Because designing systems that work well is difficult. It takes years of experience to develop the muscle memory behind quality systems architecture. Writing the code is an implementation detail (albeit a large one).

fxtentacle 13 hours ago | parent | prev | next [-]

Are we sure it's not failing anymore after the advent of LLMs?

stackghost 13 hours ago | parent | prev [-]

Because coding bootcamps and CS programs were churning out squillions of people who could type the code but had poor design and analytical skills, because there was a time where being able to implement Dijkstra on a whiteboard would get you 400k at a FAANG.

LtWorf 23 minutes ago | parent [-]

And you think these people will now produce better results with the assistance of an LLM that was trained on their work?

fmbb 13 hours ago | parent | prev | next [-]

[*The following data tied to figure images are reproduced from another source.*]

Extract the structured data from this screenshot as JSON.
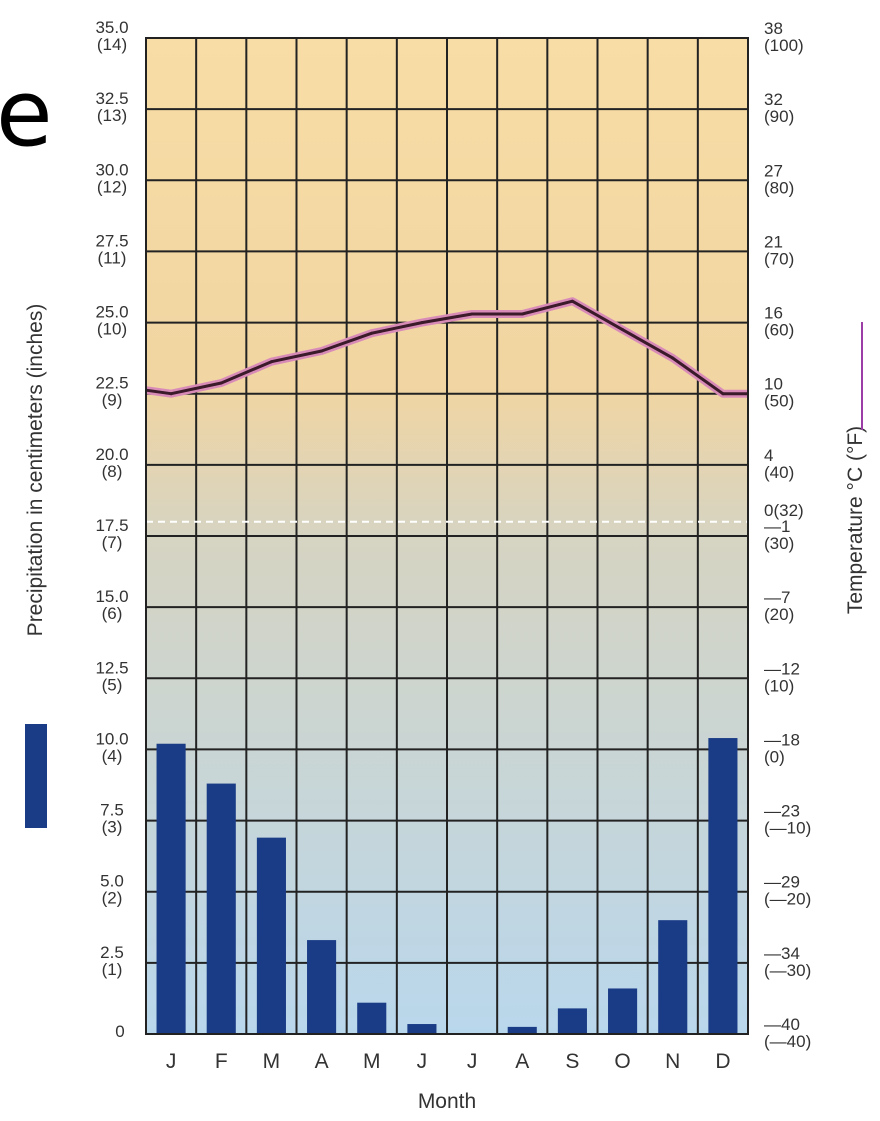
{
  "page": {
    "fragment_text": "e"
  },
  "chart_data": {
    "type": "bar",
    "categories": [
      "J",
      "F",
      "M",
      "A",
      "M",
      "J",
      "J",
      "A",
      "S",
      "O",
      "N",
      "D"
    ],
    "xlabel": "Month",
    "ylabel_left": "Precipitation in centimeters (inches)",
    "ylabel_right": "Temperature °C (°F)",
    "ylim": [
      0,
      35
    ],
    "left_ticks": [
      {
        "v": 0,
        "cm": "0",
        "in": ""
      },
      {
        "v": 2.5,
        "cm": "2.5",
        "in": "(1)"
      },
      {
        "v": 5,
        "cm": "5.0",
        "in": "(2)"
      },
      {
        "v": 7.5,
        "cm": "7.5",
        "in": "(3)"
      },
      {
        "v": 10,
        "cm": "10.0",
        "in": "(4)"
      },
      {
        "v": 12.5,
        "cm": "12.5",
        "in": "(5)"
      },
      {
        "v": 15,
        "cm": "15.0",
        "in": "(6)"
      },
      {
        "v": 17.5,
        "cm": "17.5",
        "in": "(7)"
      },
      {
        "v": 20,
        "cm": "20.0",
        "in": "(8)"
      },
      {
        "v": 22.5,
        "cm": "22.5",
        "in": "(9)"
      },
      {
        "v": 25,
        "cm": "25.0",
        "in": "(10)"
      },
      {
        "v": 27.5,
        "cm": "27.5",
        "in": "(11)"
      },
      {
        "v": 30,
        "cm": "30.0",
        "in": "(12)"
      },
      {
        "v": 32.5,
        "cm": "32.5",
        "in": "(13)"
      },
      {
        "v": 35,
        "cm": "35.0",
        "in": "(14)"
      }
    ],
    "right_ticks": [
      {
        "v": 0,
        "c": "—40",
        "f": "(—40)"
      },
      {
        "v": 2.5,
        "c": "—34",
        "f": "(—30)"
      },
      {
        "v": 5,
        "c": "—29",
        "f": "(—20)"
      },
      {
        "v": 7.5,
        "c": "—23",
        "f": "(—10)"
      },
      {
        "v": 10,
        "c": "—18",
        "f": "(0)"
      },
      {
        "v": 12.5,
        "c": "—12",
        "f": "(10)"
      },
      {
        "v": 15,
        "c": "—7",
        "f": "(20)"
      },
      {
        "v": 17.5,
        "c": "—1",
        "f": "(30)"
      },
      {
        "v": 20,
        "c": "4",
        "f": "(40)"
      },
      {
        "v": 22.5,
        "c": "10",
        "f": "(50)"
      },
      {
        "v": 25,
        "c": "16",
        "f": "(60)"
      },
      {
        "v": 27.5,
        "c": "21",
        "f": "(70)"
      },
      {
        "v": 30,
        "c": "27",
        "f": "(80)"
      },
      {
        "v": 32.5,
        "c": "32",
        "f": "(90)"
      },
      {
        "v": 35,
        "c": "38",
        "f": "(100)"
      }
    ],
    "freezing_label": "0(32)",
    "freezing_value_F": 32,
    "precipitation_cm": [
      10.2,
      8.8,
      6.9,
      3.3,
      1.1,
      0.35,
      0,
      0.25,
      0.9,
      1.6,
      4.0,
      10.4
    ],
    "temperature_F": [
      50,
      51.5,
      54.5,
      56,
      58.5,
      60,
      61.2,
      61.2,
      63,
      59,
      55,
      50
    ],
    "colors": {
      "bars": "#1a3b86",
      "temp_line": "#3b1a2a",
      "temp_glow": "#d98bb8",
      "grid": "#222222",
      "bg_top": "#f8dda6",
      "bg_mid": "#d6d4c2",
      "bg_bottom": "#b9d7ec"
    },
    "legend": {
      "precip_swatch_color": "#1a3b86",
      "temp_swatch_color": "#9b3ea5"
    }
  }
}
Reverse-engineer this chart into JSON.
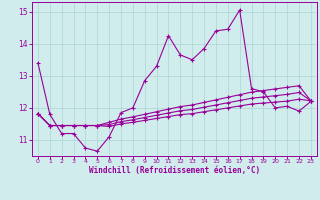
{
  "x": [
    0,
    1,
    2,
    3,
    4,
    5,
    6,
    7,
    8,
    9,
    10,
    11,
    12,
    13,
    14,
    15,
    16,
    17,
    18,
    19,
    20,
    21,
    22,
    23
  ],
  "main_line": [
    13.4,
    11.8,
    11.2,
    11.2,
    10.75,
    10.65,
    11.1,
    11.85,
    12.0,
    12.85,
    13.3,
    14.25,
    13.65,
    13.5,
    13.85,
    14.4,
    14.45,
    15.05,
    12.6,
    12.5,
    12.0,
    12.05,
    11.9,
    12.2
  ],
  "reg1": [
    11.82,
    11.45,
    11.45,
    11.45,
    11.45,
    11.45,
    11.55,
    11.65,
    11.72,
    11.8,
    11.88,
    11.96,
    12.04,
    12.09,
    12.17,
    12.25,
    12.33,
    12.41,
    12.49,
    12.54,
    12.59,
    12.64,
    12.69,
    12.22
  ],
  "reg2": [
    11.82,
    11.45,
    11.45,
    11.45,
    11.45,
    11.45,
    11.48,
    11.57,
    11.63,
    11.7,
    11.77,
    11.84,
    11.91,
    11.95,
    12.02,
    12.09,
    12.16,
    12.23,
    12.3,
    12.34,
    12.38,
    12.42,
    12.48,
    12.22
  ],
  "reg3": [
    11.82,
    11.45,
    11.45,
    11.45,
    11.45,
    11.45,
    11.42,
    11.5,
    11.55,
    11.61,
    11.67,
    11.73,
    11.79,
    11.82,
    11.88,
    11.94,
    12.0,
    12.06,
    12.12,
    12.15,
    12.18,
    12.21,
    12.27,
    12.22
  ],
  "line_color": "#990099",
  "bg_color": "#d0ecec",
  "grid_color": "#b0d8d8",
  "xlabel": "Windchill (Refroidissement éolien,°C)",
  "ylim": [
    10.5,
    15.3
  ],
  "xlim": [
    -0.5,
    23.5
  ],
  "yticks": [
    11,
    12,
    13,
    14,
    15
  ],
  "xticks": [
    0,
    1,
    2,
    3,
    4,
    5,
    6,
    7,
    8,
    9,
    10,
    11,
    12,
    13,
    14,
    15,
    16,
    17,
    18,
    19,
    20,
    21,
    22,
    23
  ]
}
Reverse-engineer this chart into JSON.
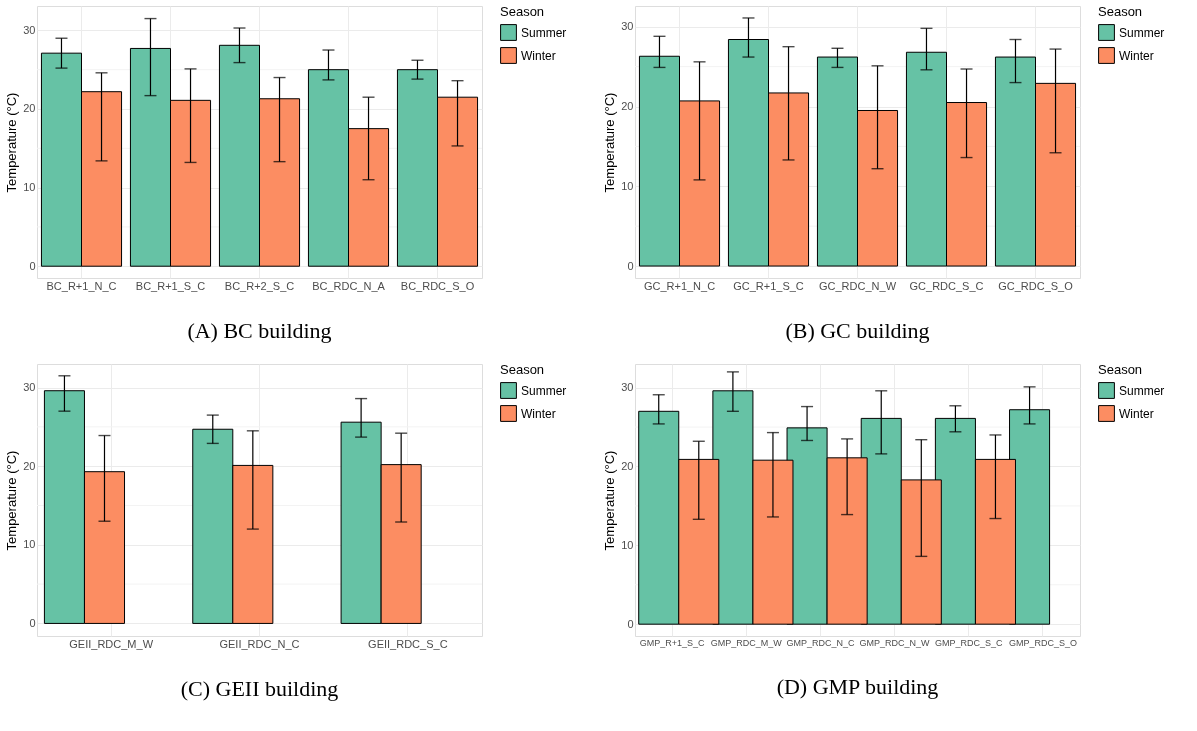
{
  "chart_data": [
    {
      "type": "bar",
      "categories": [
        "BC_R+1_N_C",
        "BC_R+1_S_C",
        "BC_R+2_S_C",
        "BC_RDC_N_A",
        "BC_RDC_S_O"
      ],
      "ylabel": "Temperature (°C)",
      "legend_title": "Season",
      "legend": "right",
      "grid": true,
      "ylim": [
        -1.5,
        33.1
      ],
      "yticks": [
        0,
        {
          "value": 5,
          "label": null
        },
        10,
        {
          "value": 15,
          "label": null
        },
        20,
        {
          "value": 25,
          "label": null
        },
        30
      ],
      "annotations": [
        "(A)  BC building"
      ],
      "series": [
        {
          "name": "Summer",
          "color": "#66c2a5",
          "values": [
            27.1,
            27.7,
            28.1,
            25.0,
            25.0
          ],
          "errors": [
            [
              25.2,
              29.0
            ],
            [
              21.7,
              31.5
            ],
            [
              25.9,
              30.3
            ],
            [
              23.7,
              27.5
            ],
            [
              23.8,
              26.2
            ]
          ]
        },
        {
          "name": "Winter",
          "color": "#fc8d62",
          "values": [
            22.2,
            21.1,
            21.3,
            17.5,
            21.5
          ],
          "errors": [
            [
              13.4,
              24.6
            ],
            [
              13.2,
              25.1
            ],
            [
              13.3,
              24.0
            ],
            [
              11.0,
              21.5
            ],
            [
              15.3,
              23.6
            ]
          ]
        }
      ]
    },
    {
      "type": "bar",
      "categories": [
        "GC_R+1_N_C",
        "GC_R+1_S_C",
        "GC_RDC_N_W",
        "GC_RDC_S_C",
        "GC_RDC_S_O"
      ],
      "ylabel": "Temperature (°C)",
      "legend_title": "Season",
      "legend": "right",
      "grid": true,
      "ylim": [
        -1.5,
        32.6
      ],
      "yticks": [
        0,
        {
          "value": 5,
          "label": null
        },
        10,
        {
          "value": 15,
          "label": null
        },
        20,
        {
          "value": 25,
          "label": null
        },
        30
      ],
      "annotations": [
        "(B)  GC building"
      ],
      "series": [
        {
          "name": "Summer",
          "color": "#66c2a5",
          "values": [
            26.3,
            28.4,
            26.2,
            26.8,
            26.2
          ],
          "errors": [
            [
              24.9,
              28.8
            ],
            [
              26.2,
              31.1
            ],
            [
              24.9,
              27.3
            ],
            [
              24.6,
              29.8
            ],
            [
              23.0,
              28.4
            ]
          ]
        },
        {
          "name": "Winter",
          "color": "#fc8d62",
          "values": [
            20.7,
            21.7,
            19.5,
            20.5,
            22.9
          ],
          "errors": [
            [
              10.8,
              25.6
            ],
            [
              13.3,
              27.5
            ],
            [
              12.2,
              25.1
            ],
            [
              13.6,
              24.7
            ],
            [
              14.2,
              27.2
            ]
          ]
        }
      ]
    },
    {
      "type": "bar",
      "categories": [
        "GEII_RDC_M_W",
        "GEII_RDC_N_C",
        "GEII_RDC_S_C"
      ],
      "ylabel": "Temperature (°C)",
      "legend_title": "Season",
      "legend": "right",
      "grid": true,
      "ylim": [
        -1.6,
        33.0
      ],
      "yticks": [
        0,
        {
          "value": 5,
          "label": null
        },
        10,
        {
          "value": 15,
          "label": null
        },
        20,
        {
          "value": 25,
          "label": null
        },
        30
      ],
      "annotations": [
        "(C)  GEII building"
      ],
      "series": [
        {
          "name": "Summer",
          "color": "#66c2a5",
          "values": [
            29.6,
            24.7,
            25.6
          ],
          "errors": [
            [
              27.0,
              31.5
            ],
            [
              22.9,
              26.5
            ],
            [
              23.7,
              28.6
            ]
          ]
        },
        {
          "name": "Winter",
          "color": "#fc8d62",
          "values": [
            19.3,
            20.1,
            20.2
          ],
          "errors": [
            [
              13.0,
              23.9
            ],
            [
              12.0,
              24.5
            ],
            [
              12.9,
              24.2
            ]
          ]
        }
      ]
    },
    {
      "type": "bar",
      "categories": [
        "GMP_R+1_S_C",
        "GMP_RDC_M_W",
        "GMP_RDC_N_C",
        "GMP_RDC_N_W",
        "GMP_RDC_S_C",
        "GMP_RDC_S_O"
      ],
      "ylabel": "Temperature (°C)",
      "legend_title": "Season",
      "legend": "right",
      "grid": true,
      "ylim": [
        -1.5,
        33.0
      ],
      "yticks": [
        0,
        {
          "value": 5,
          "label": null
        },
        10,
        {
          "value": 15,
          "label": null
        },
        20,
        {
          "value": 25,
          "label": null
        },
        30
      ],
      "annotations": [
        "(D)  GMP building"
      ],
      "series": [
        {
          "name": "Summer",
          "color": "#66c2a5",
          "values": [
            27.0,
            29.6,
            24.9,
            26.1,
            26.1,
            27.2
          ],
          "errors": [
            [
              25.4,
              29.1
            ],
            [
              27.0,
              32.0
            ],
            [
              23.3,
              27.6
            ],
            [
              21.6,
              29.6
            ],
            [
              24.4,
              27.7
            ],
            [
              25.4,
              30.1
            ]
          ]
        },
        {
          "name": "Winter",
          "color": "#fc8d62",
          "values": [
            20.9,
            20.8,
            21.1,
            18.3,
            20.9,
            null
          ],
          "errors": [
            [
              13.3,
              23.2
            ],
            [
              13.6,
              24.3
            ],
            [
              13.9,
              23.5
            ],
            [
              8.6,
              23.4
            ],
            [
              13.4,
              24.0
            ],
            null
          ]
        }
      ]
    }
  ]
}
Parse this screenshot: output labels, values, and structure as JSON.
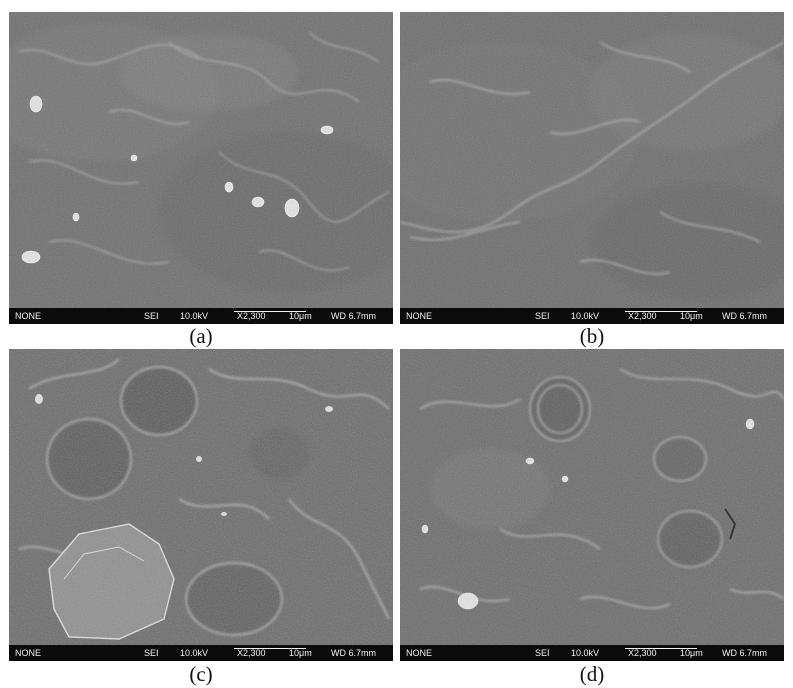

Raising $100M doesn’t even mean you have a good idea or an idea people like or an idea you can even make money on.

arijun 13 hours ago | parent [-]

It’s probably a better indicator of a good business idea than if you get slapped in the face…

LtWorf 22 minutes ago | parent | next [-]

I mean, juicero got the money instead of the slaps in the face it deserved. And there's thousands of startup like that. I think VCs are terrible at picking and a dice would probably do a better job.

arghwhat 13 hours ago | parent | prev | next [-]

And yet, who would you trust more - a CEO that raised 100M on their "vision" or someone who got slapped in the face?

toomuchtodo 13 hours ago | parent | prev [-]

A raise is random noise, not signal, based a confidence game within the VC ecosystem. LP capital call->GP gamble based on waves arms around considering VC underperforms as an asset [1] [2] class even when accounting for the grand slam returns. It's 0DTE options gambling dressed up as skill and an art. But, you know [3] [4] [5], lottery still pays out sometimes.

TLDR A raise is not robust signal in this regard.

[1] https://news.ycombinator.com/item?id=7260137

[2] https://www.linkedin.com/posts/peterjameswalker_most-venture...

[3] https://en.wikipedia.org/wiki/There%27s_a_sucker_born_every_...

[4] https://en.wikipedia.org/wiki/Overconfidence_effect

[5] https://en.wikipedia.org/wiki/Survivorship_bias

kneel25 13 hours ago | parent | prev | next [-]

I think we’re falling into a trap of overestimating the value of incrementally directing it. The output is all coming from the same brain so what stops someone just getting lucky with a prompt and generation that one-shots the whole thing you spent time breaking down and thinking about. The code quality will be the same, and unless you’re directing it to the point where you may as well be coding the old way, the decision-making is the same too.